Five years ago I saw Yvette Guilbert in London. I loved her all. Her red hair; the skinny arms of her, clothed in long black gloves; and her Gallic body with the low-necked white crinoline that gowned it. And how she sang!! And her acting! For five years I have carried the memory of her around with me, matching other people up with her but never finding her equal. On Sunday, March nineteenth, I saw her again. The black gloves and the white crinoline were gone, and she had grown a little stouter. The red hair was there, and the smile. Her voice had changed a bit and her personality had mellowed. She sang songs that were grave and moving, like Fiona Macleod’s Prayer of Women, and others that were gay and jocular, like The Curé Servant. But whatever she sang—and I didn’t know a word of what she sang—carried me away completely. Not a mood did I miss—not a suggestion of a mood. Perfect is her art. She has my adoration.
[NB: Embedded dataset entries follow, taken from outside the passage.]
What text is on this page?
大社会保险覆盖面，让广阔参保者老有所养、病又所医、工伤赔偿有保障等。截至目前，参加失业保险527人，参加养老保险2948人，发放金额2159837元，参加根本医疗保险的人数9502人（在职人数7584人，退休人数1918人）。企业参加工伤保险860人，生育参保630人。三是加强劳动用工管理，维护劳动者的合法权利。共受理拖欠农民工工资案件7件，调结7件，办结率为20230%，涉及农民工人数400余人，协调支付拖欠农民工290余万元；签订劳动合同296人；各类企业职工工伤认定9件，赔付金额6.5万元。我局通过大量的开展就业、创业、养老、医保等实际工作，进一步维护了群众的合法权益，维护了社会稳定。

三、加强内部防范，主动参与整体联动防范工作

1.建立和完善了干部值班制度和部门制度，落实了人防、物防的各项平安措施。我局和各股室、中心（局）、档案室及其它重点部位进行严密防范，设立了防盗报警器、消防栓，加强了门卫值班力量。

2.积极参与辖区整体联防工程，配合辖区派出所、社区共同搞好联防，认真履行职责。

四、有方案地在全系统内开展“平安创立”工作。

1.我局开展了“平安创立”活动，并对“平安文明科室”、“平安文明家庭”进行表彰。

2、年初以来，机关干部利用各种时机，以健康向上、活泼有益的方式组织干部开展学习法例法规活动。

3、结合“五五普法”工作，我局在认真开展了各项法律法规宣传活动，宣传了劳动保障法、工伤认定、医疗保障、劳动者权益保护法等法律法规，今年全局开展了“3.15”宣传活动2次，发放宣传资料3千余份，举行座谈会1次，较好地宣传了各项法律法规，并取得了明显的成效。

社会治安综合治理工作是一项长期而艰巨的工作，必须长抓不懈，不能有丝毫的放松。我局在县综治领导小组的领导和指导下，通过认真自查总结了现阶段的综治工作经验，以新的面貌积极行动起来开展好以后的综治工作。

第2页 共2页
“The Merry Wives of Windsor”
The latest addition to the Shakespeare Festival that is being thrust upon the apathetic people of this place is the Hackett-Allen production of The Merry Wives of Windsor. Three things can be said without any further comment. Joseph Urban did the stage settings. Richard Ordynski directed the production. Willy Pogany designed the costumes. Gordon Craig says somewhere that any medium is easier to work in than human beings. After seeing the work expended on The Merry Wives of Windsor by three geniuses, and watching the actors in that play, we understand completely.
Soulless New York
Witter Bynner, grown somber and blase,—the effect of living in soulless New York, he says—has become a sort of Greek Chorus to me. In various strophes with divers variations, in sundry public and private places, he chants the dismal fact that New York is soulless and that there is a danger of it robbing me of my joy in life. Not while its streets remain as they are will I lose the joy I possess! I cannot remember any city that I have been in where my sense of the comic has been tickled so often by happenings in the streets. So many comedies are enacted by the curbstone, so many quaintly funny things happen every hour on the streets, that it would be impossible for me to forget how jolly life really is. Of course I see tragedies too, but they seem to be there only for the purpose of balance!
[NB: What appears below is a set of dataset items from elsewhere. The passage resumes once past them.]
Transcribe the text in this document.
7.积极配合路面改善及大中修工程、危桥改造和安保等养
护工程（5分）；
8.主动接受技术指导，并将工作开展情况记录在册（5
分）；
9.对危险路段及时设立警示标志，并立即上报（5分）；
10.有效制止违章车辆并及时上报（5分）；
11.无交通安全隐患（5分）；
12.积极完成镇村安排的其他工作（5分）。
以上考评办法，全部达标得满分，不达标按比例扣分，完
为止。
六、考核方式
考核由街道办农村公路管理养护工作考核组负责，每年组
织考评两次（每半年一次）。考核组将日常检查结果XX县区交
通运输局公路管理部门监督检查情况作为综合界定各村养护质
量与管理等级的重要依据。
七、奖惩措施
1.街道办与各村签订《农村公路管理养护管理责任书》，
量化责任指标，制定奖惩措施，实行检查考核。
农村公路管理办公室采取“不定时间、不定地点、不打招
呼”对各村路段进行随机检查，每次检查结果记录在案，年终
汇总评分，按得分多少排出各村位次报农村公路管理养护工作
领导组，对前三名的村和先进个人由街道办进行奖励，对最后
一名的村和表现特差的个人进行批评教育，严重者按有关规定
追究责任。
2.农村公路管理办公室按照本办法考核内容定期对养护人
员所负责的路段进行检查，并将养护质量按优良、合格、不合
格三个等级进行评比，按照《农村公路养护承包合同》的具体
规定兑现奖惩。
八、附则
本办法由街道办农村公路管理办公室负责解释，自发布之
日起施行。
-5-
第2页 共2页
For some time to come I’ll Dalcroze down the avenues and numerical by-ways of this “soulless” city. And my smile will always be handy; and my whistle wet, ready to pipe Gathering Peascods or The Parson’s Farewell or anything merry and bright to dance to.
To save the theatre, the theatre must be destroyed, the actors and actresses must all die of the plague. They poison the air, they make art impossible. It is not drama they play, but pieces for the theatre. We should return to the Greeks, play in the open air; the drama dies of stalls and boxes and evening dress, and people who come to digest their dinner.—Eleonora Duse.
The Theatre
“Overtones”
Alice Gerstenberg, who dramatized Alice in Wonderland, wrote Overtones, evidently as an experiment, and had it produced in New York. Now it is crowding vaudeville houses. As an experiment only is it important. Cyril Harcourt intends collaborating with Miss Gerstenberg to produce a three-act play on the same lines: characters being followed by their “real selves”, veiled, with voices confused. A Shaw play might be done this way—it is a method effective for moralizing and bringing home a point. But why would Darling Dora need an overtone or an undertone; or Blanco Posnet or Fanny’s Father? If there is any reason for the dramatic presentation of characters at all it is the drama of themselves—their actions and their thoughts as opposed to those of others.... Imagine Rebecca West being followed through three acts by a “real self”; or Ulric Brendel—“... I am homesick for the mighty nothingness”.